Jean-Paul Fargier says of Pollet that he “took four or five of his films and ruined them. Or, rather, he made ruins of them by dismantling the sequences, separating music and image.” It’s tempting to see this aesthetic of “the ruin” as a consequence of Pollet’s obsession with Greece, born of Méditerranée and to which he returned time and time again, making a number of shorts and features about the country throughout his career. But it’s also a way of understanding Pollet’s own relationship to Méditerranée, a film he would later describe as deserving “some kind of posterity, I just wasn’t sure what kind.” And so he went on to insert parts of the film into later works, obsessively returning to it as if it continued to exert the same mysterious pull on him as it did on its admirers. This film about objects became an object in its own right because, as Pollet often claimed, “it’s easier for me to film things rather than people.”

 

Jour après jour

This division between things and people in his work discloses the two Pollets: the auteur of poetically “ruined” works and the director of fictional features. These latter were predominantly the product of Pollet’s long relationship with the actor Claude Melki, who, in his role as the stone-faced tragicomic character Léon, starred in three shorts (Pourvu qu’on ait l’ivresse, Gala, 61, and Rue Saint-Denis, 64, part of the portmanteau film Paris vu par . . . ) and two features (L’Amour c’est gai, l’amour c’est triste, 69, and L’Acrobate, 75).

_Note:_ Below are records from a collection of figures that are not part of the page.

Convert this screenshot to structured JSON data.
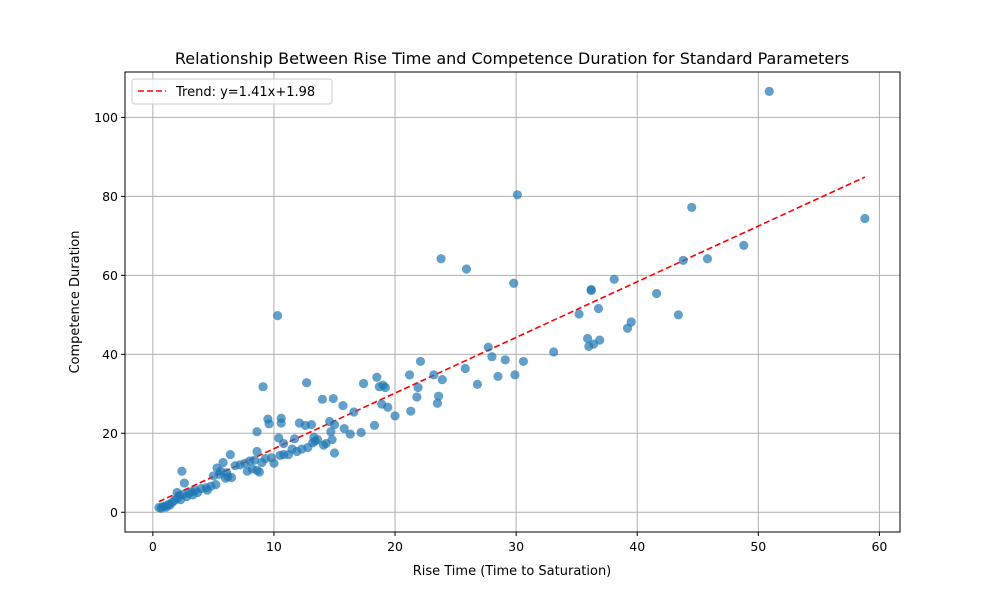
{
  "chart_data": {
    "type": "scatter",
    "title": "Relationship Between Rise Time and Competence Duration for Standard Parameters",
    "xlabel": "Rise Time (Time to Saturation)",
    "ylabel": "Competence Duration",
    "xlim": [
      -2.3,
      61.7
    ],
    "ylim": [
      -5,
      111.5
    ],
    "xticks": [
      0,
      10,
      20,
      30,
      40,
      50,
      60
    ],
    "yticks": [
      0,
      20,
      40,
      60,
      80,
      100
    ],
    "xtick_labels": [
      "0",
      "10",
      "20",
      "30",
      "40",
      "50",
      "60"
    ],
    "ytick_labels": [
      "0",
      "20",
      "40",
      "60",
      "80",
      "100"
    ],
    "grid": true,
    "legend_position": "top-left",
    "series": [
      {
        "kind": "scatter",
        "color": "#1f77b4",
        "points": [
          [
            0.5,
            1.2
          ],
          [
            0.7,
            1.0
          ],
          [
            0.8,
            1.4
          ],
          [
            1.0,
            1.6
          ],
          [
            1.1,
            1.3
          ],
          [
            1.3,
            2.0
          ],
          [
            1.4,
            1.8
          ],
          [
            1.6,
            2.5
          ],
          [
            1.8,
            3.0
          ],
          [
            2.0,
            3.5
          ],
          [
            2.0,
            5.0
          ],
          [
            2.2,
            4.2
          ],
          [
            2.3,
            3.2
          ],
          [
            2.4,
            10.4
          ],
          [
            2.5,
            4.5
          ],
          [
            2.6,
            7.4
          ],
          [
            2.8,
            4.0
          ],
          [
            3.0,
            4.8
          ],
          [
            3.2,
            5.2
          ],
          [
            3.3,
            4.4
          ],
          [
            3.5,
            5.6
          ],
          [
            3.7,
            5.0
          ],
          [
            4.0,
            6.0
          ],
          [
            4.4,
            6.2
          ],
          [
            4.5,
            5.6
          ],
          [
            4.8,
            6.6
          ],
          [
            5.0,
            9.2
          ],
          [
            5.2,
            7.0
          ],
          [
            5.3,
            11.2
          ],
          [
            5.5,
            9.6
          ],
          [
            5.6,
            10.4
          ],
          [
            5.8,
            12.6
          ],
          [
            6.0,
            8.6
          ],
          [
            6.1,
            10.0
          ],
          [
            6.2,
            9.0
          ],
          [
            6.4,
            14.6
          ],
          [
            6.5,
            8.8
          ],
          [
            6.8,
            11.8
          ],
          [
            7.2,
            12.0
          ],
          [
            7.6,
            12.4
          ],
          [
            7.8,
            10.4
          ],
          [
            8.0,
            13.0
          ],
          [
            8.2,
            11.0
          ],
          [
            8.4,
            13.2
          ],
          [
            8.6,
            10.6
          ],
          [
            8.6,
            15.4
          ],
          [
            8.6,
            20.4
          ],
          [
            8.8,
            10.2
          ],
          [
            9.0,
            12.6
          ],
          [
            9.1,
            31.8
          ],
          [
            9.3,
            13.6
          ],
          [
            9.5,
            23.6
          ],
          [
            9.6,
            22.4
          ],
          [
            9.8,
            13.8
          ],
          [
            10.0,
            12.4
          ],
          [
            10.3,
            49.8
          ],
          [
            10.4,
            18.8
          ],
          [
            10.5,
            14.4
          ],
          [
            10.6,
            23.8
          ],
          [
            10.6,
            22.6
          ],
          [
            10.8,
            17.4
          ],
          [
            10.8,
            14.6
          ],
          [
            11.2,
            14.6
          ],
          [
            11.5,
            16.0
          ],
          [
            11.7,
            18.6
          ],
          [
            11.9,
            15.4
          ],
          [
            12.1,
            22.6
          ],
          [
            12.3,
            16.0
          ],
          [
            12.6,
            22.0
          ],
          [
            12.7,
            32.8
          ],
          [
            12.8,
            16.4
          ],
          [
            13.1,
            22.2
          ],
          [
            13.2,
            17.6
          ],
          [
            13.3,
            19.0
          ],
          [
            13.4,
            18.0
          ],
          [
            13.6,
            18.4
          ],
          [
            14.0,
            28.6
          ],
          [
            14.1,
            17.0
          ],
          [
            14.3,
            17.4
          ],
          [
            14.6,
            23.0
          ],
          [
            14.7,
            20.4
          ],
          [
            14.8,
            18.4
          ],
          [
            14.9,
            28.8
          ],
          [
            15.0,
            15.0
          ],
          [
            15.0,
            22.2
          ],
          [
            15.7,
            27.0
          ],
          [
            15.8,
            21.2
          ],
          [
            16.3,
            19.8
          ],
          [
            16.6,
            25.4
          ],
          [
            17.2,
            20.2
          ],
          [
            17.4,
            32.6
          ],
          [
            18.3,
            22.0
          ],
          [
            18.5,
            34.2
          ],
          [
            18.7,
            31.8
          ],
          [
            18.9,
            27.4
          ],
          [
            19.0,
            32.2
          ],
          [
            19.2,
            31.6
          ],
          [
            19.4,
            26.6
          ],
          [
            20.0,
            24.4
          ],
          [
            21.2,
            34.8
          ],
          [
            21.3,
            25.6
          ],
          [
            21.8,
            29.2
          ],
          [
            21.9,
            31.6
          ],
          [
            22.1,
            38.2
          ],
          [
            23.2,
            34.8
          ],
          [
            23.5,
            27.6
          ],
          [
            23.6,
            29.4
          ],
          [
            23.8,
            64.2
          ],
          [
            23.9,
            33.6
          ],
          [
            25.8,
            36.4
          ],
          [
            25.9,
            61.6
          ],
          [
            26.8,
            32.4
          ],
          [
            27.7,
            41.8
          ],
          [
            28.0,
            39.4
          ],
          [
            28.5,
            34.4
          ],
          [
            29.1,
            38.6
          ],
          [
            29.8,
            58.0
          ],
          [
            29.9,
            34.8
          ],
          [
            30.1,
            80.4
          ],
          [
            30.6,
            38.2
          ],
          [
            33.1,
            40.6
          ],
          [
            35.2,
            50.2
          ],
          [
            35.9,
            44.0
          ],
          [
            36.0,
            42.0
          ],
          [
            36.2,
            56.4
          ],
          [
            36.2,
            56.2
          ],
          [
            36.4,
            42.6
          ],
          [
            36.8,
            51.6
          ],
          [
            36.9,
            43.6
          ],
          [
            38.1,
            59.0
          ],
          [
            39.2,
            46.6
          ],
          [
            39.5,
            48.2
          ],
          [
            41.6,
            55.4
          ],
          [
            43.4,
            50.0
          ],
          [
            43.8,
            63.8
          ],
          [
            44.5,
            77.2
          ],
          [
            45.8,
            64.2
          ],
          [
            48.8,
            67.6
          ],
          [
            50.9,
            106.6
          ],
          [
            58.8,
            74.4
          ]
        ]
      },
      {
        "kind": "trend",
        "name": "Trend: y=1.41x+1.98",
        "color": "#ff0000",
        "slope": 1.41,
        "intercept": 1.98,
        "x_range": [
          0.5,
          58.8
        ]
      }
    ]
  }
}
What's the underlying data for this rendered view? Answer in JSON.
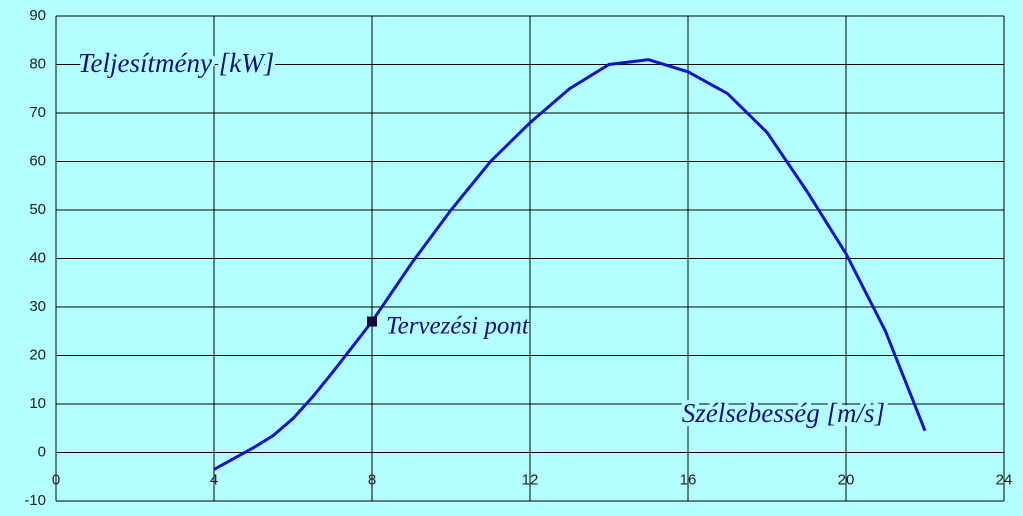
{
  "chart_data": {
    "type": "line",
    "y_label": "Teljesítmény [kW]",
    "x_label": "Szélsebesség [m/s]",
    "x": [
      4,
      5,
      5.5,
      6,
      6.5,
      7,
      8,
      9,
      10,
      11,
      12,
      13,
      14,
      15,
      16,
      17,
      18,
      19,
      20,
      21,
      22
    ],
    "series": [
      {
        "color": "#1414c8",
        "values": [
          -3.5,
          1,
          3.5,
          7,
          11.5,
          16.5,
          27,
          39,
          50,
          60,
          68,
          75,
          80,
          81,
          78.5,
          74,
          66,
          54,
          41,
          25,
          4.5
        ]
      }
    ],
    "annotations": [
      {
        "text": "Tervezési pont",
        "x": 8,
        "y": 27
      }
    ],
    "xlim": [
      0,
      24
    ],
    "xticks": [
      0,
      4,
      8,
      12,
      16,
      20,
      24
    ],
    "ylim": [
      -10,
      90
    ],
    "yticks": [
      -10,
      0,
      10,
      20,
      30,
      40,
      50,
      60,
      70,
      80,
      90
    ],
    "grid": true,
    "background": "#b4ffff"
  }
}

Or consider L’Ordre. This film—let’s call it one of Pollet’s “ruined” documentaries—concerns an abandoned leper colony on the Cretan island of Spinalonga and alternates between extraordinary sequences of traveling shots that swoop with ghostly fury through ruins, and an extended interview with a leper named Raimondakis. The man, ravaged by his disease and completely blind, looks straight into Pollet’s lens and, smoking elegantly, talks with clarity and lucid anger about his life. His presence is mesmerizing, the interview a tour de force of human sympathy, and, later in his life, Pollet said he considered Raimondakis to be “one of my masters.”

Pollet’s ability to alternate these two forms of filmmaking was severely curtailed by the accident he suffered while filming on a railway track in 1989. Struck by a train, Pollet sustained injuries from which he was never fully to recover. From then on, he made films solely in and around his house in the Vaucluse, one of which was provoked by his convalescent reading of the poet Francis Ponge. As someone who professed a fascination with the “essay” form and admitted that he would have rather been a writer than a filmmaker, Pollet had often collaborated successfully with writers and now turned his attention to the much-loved author of Taking the Side of Things (Le Parti pris des choses), who died in 1988. Ponge himself had written a fulsome appreciation of Méditerranée, calling the film “better than any other, I could watch it endlessly.” Some 30 years later, Pollet returned the compliment with Dieu sait quoi (94), a beautiful feature-length film poem featuring excerpts from Ponge’s work and starring snails, candles, lanterns, flowers—all filmed by a camera whose movement had not lost its ability to evoke fascination, rapture, and a sense of melancholy solitude. Philippe Sollers described Méditerranée as having a “magical power,” and all these years later it—and the films Pollet made in its thrall—still casts a mysterious spell.